L’un des problèmes majeurs de la bande dessinée, de ses lecteurs comme de ses critiques, relève de l’absence de curiosité, de culture générale. Comme si le nez plongé dans les bulles ils n’avaient que faire de ce qui se passe ailleurs. Concrètement, ça se vérifie par une volonté constante de voir du génie là où ne traîne en réalité que banalité, de s’enorgueillir de « réinventer la roue ». C’est une nouvelle fois le cas avec American born chinese, traduction d’une autofiction américaine, précédée à l’export d’une ribambelle de louanges et d’éloges journalistiques. De facto, le chef-d’oeuvre est arrivé. Or curieusement, le lecteur habitué aux littératures européennes de l’exil et à celles étasuniennes des minorités n’y trouve rien à se mettre sous la dent. L’ouvrage n’est pas mauvais, loin de là, mais il ressasse platement les fondamentaux du genre sans rien apporter, ni dans la forme ni dans le fond. La mauvaise conscience du migrant, « cet être qui a tant de comptes à régler avec lui-même, qui se sent coupable envers sa famille, envers sa patrie », comme l’éclairait par exemple, il y a déjà fort longtemps, Emile Olivier, les références culturelles au pays d’origine, la structure narrative polyphonique, rien ne manque.
C’est donc l’histoire d’un enfant d’origine chinoise, un *ABC* comme le dénomme l’americana des minorités, grandissant dans les 90’s. A ceux qui ne le sauraient pas, voilà un challenge pas facile tous les jours, entre les clichés rebattus par les camarades de classe, le choc des cultures et le racisme du terroir. Mais voilà que le récit bifurque, que deux nouvelle voix apparaissent. Par delà la première, qui décrit l’arrivée du jeune chinois dans le système scolaire, la rencontre des premiers amis et du regard des autres, s’ajoute une seconde, mythologique, qui conte la légende du Roi des singes Sun Wukong (tiré du célébrissime roman chinois Le Voyage en Occident), puis une troisième, au ton cynique et semi caricatural, dépeignant le quotidien universitaire d’un blondinet populaire, soudainement embarrassé par la venue d’un cousin de Chine aux allures de publicité coloniale parodique. Trois voix, temporalités et lieux. Trois récits qui communiquent et se répondent par échos. Evidemment, l’ensemble converge en un tout cohérent lors de la conclusion, de la même manière que le petit héros finit par harmoniser les multiples facettes culturelles qui l’habitent. La chute est touchante, subtilement amenée comme les Américains et leur sens décomplexé de l’émotivité savent le faire. Sur ce terrain là, difficile d’être trop sévère, même si certains préféreront, sur le même sujet et pour le même public, la finesse des romans de jeunesse de Gisèle Pineau.

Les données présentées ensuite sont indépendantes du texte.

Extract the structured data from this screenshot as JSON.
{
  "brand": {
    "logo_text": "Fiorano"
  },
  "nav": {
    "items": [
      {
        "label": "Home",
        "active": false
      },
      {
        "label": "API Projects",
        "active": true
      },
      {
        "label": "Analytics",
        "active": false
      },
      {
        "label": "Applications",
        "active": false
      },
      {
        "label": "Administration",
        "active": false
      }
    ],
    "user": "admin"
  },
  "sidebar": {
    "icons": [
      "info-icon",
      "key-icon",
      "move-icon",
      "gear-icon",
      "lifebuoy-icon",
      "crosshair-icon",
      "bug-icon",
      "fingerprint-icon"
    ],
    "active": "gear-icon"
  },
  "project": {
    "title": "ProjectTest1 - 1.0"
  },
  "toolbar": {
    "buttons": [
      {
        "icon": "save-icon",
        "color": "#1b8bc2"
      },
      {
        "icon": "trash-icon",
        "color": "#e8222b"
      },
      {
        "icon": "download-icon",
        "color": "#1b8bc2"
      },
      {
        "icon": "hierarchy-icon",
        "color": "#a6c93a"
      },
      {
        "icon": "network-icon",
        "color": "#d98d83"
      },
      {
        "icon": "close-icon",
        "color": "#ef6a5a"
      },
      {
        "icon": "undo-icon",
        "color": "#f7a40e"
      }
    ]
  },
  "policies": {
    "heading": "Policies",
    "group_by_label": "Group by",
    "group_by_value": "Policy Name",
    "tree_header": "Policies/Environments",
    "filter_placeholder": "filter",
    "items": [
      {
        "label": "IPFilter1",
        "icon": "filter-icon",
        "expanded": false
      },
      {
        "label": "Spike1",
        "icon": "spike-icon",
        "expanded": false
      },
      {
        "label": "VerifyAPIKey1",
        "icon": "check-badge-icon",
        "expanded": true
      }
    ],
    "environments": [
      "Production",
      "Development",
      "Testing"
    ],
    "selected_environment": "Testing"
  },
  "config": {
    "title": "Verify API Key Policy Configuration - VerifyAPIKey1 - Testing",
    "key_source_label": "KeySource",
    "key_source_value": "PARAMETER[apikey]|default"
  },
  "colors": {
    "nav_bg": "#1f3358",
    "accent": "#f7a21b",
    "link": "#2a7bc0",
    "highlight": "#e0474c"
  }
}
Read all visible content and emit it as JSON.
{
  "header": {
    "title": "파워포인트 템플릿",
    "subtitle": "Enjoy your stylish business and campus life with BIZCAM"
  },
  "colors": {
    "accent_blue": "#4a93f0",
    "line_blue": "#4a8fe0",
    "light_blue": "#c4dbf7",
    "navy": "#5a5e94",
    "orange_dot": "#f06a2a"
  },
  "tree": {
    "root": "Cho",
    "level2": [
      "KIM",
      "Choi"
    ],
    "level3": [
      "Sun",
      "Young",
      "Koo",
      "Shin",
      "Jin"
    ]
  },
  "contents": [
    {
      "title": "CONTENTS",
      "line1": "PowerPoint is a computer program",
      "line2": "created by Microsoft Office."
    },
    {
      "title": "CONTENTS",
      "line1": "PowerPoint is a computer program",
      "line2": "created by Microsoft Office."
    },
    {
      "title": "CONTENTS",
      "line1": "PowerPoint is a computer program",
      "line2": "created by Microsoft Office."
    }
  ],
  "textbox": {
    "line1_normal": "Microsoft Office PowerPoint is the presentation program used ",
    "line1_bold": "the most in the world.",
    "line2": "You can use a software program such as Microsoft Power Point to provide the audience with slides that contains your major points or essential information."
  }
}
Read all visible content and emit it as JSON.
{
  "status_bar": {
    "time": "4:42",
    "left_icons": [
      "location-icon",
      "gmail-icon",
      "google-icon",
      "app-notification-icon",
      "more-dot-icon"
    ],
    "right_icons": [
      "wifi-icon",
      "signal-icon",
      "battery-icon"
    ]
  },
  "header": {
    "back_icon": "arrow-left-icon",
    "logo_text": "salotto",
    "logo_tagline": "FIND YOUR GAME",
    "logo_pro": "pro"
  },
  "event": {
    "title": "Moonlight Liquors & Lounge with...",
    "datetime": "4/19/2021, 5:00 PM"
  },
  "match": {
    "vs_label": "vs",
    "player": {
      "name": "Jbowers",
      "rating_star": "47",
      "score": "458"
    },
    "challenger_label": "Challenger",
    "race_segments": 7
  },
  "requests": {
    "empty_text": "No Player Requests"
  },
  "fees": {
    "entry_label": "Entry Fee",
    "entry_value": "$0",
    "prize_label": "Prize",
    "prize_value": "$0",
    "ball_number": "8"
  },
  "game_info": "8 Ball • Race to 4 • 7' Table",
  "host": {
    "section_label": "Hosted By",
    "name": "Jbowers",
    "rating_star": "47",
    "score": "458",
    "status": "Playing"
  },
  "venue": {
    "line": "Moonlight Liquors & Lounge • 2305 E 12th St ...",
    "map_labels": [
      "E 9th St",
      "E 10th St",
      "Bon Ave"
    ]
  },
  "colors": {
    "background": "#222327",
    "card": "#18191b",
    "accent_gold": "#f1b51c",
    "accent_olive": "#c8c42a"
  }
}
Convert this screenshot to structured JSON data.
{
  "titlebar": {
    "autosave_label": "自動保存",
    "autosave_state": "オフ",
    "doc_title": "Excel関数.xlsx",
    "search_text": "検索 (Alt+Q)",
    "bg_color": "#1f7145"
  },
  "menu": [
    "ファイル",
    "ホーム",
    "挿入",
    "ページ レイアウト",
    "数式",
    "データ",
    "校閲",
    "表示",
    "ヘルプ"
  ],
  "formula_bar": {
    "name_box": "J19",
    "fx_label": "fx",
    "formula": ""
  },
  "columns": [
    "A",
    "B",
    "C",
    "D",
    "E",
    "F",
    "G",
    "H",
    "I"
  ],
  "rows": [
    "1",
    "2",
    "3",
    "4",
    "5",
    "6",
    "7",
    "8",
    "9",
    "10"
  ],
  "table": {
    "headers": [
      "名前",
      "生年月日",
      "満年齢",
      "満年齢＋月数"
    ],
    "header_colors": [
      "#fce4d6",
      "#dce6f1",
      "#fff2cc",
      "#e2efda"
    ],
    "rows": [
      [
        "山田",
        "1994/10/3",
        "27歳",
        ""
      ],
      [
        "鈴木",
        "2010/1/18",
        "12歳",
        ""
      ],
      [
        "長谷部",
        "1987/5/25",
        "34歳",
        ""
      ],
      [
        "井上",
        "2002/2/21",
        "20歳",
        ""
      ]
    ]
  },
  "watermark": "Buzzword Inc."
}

La grosse déception vient surtout de l’exploitation machinale d’une tournure littéraire, comme copiée par un bon élève qui n’en aurait pas compris le sens. Cette narration, souvent convoquée en situation d’exil, est le moyen pour l’artiste recourant au langage de négocier avec les différents idiomes qui l’habitent. De recomposer une langue métissé qui lui sera propre et, par ce geste, se recomposer lui-même (un challenge esthétique parfaitement réussi en bande dessinée par Marjane Satrapi). Or, chez Gene Luen Yang, aucun de ces enjeux n’entre en branle. Chacune des voix a bien sa propre incarnation, mais toutes partagent la même langue, celle de la BD formatée « US & indépendante ». Et si le récit est souvent drôle, parfaitement maîtrisée et sincère, ce témoignage honnête finit par pêcher. Sa forme nourrie d’aucune substance et ses choix de petit suiveur ne tiennent pas la route face à la puissante recréatrice – de langue et d’identité- des grands auteurs de l’exil.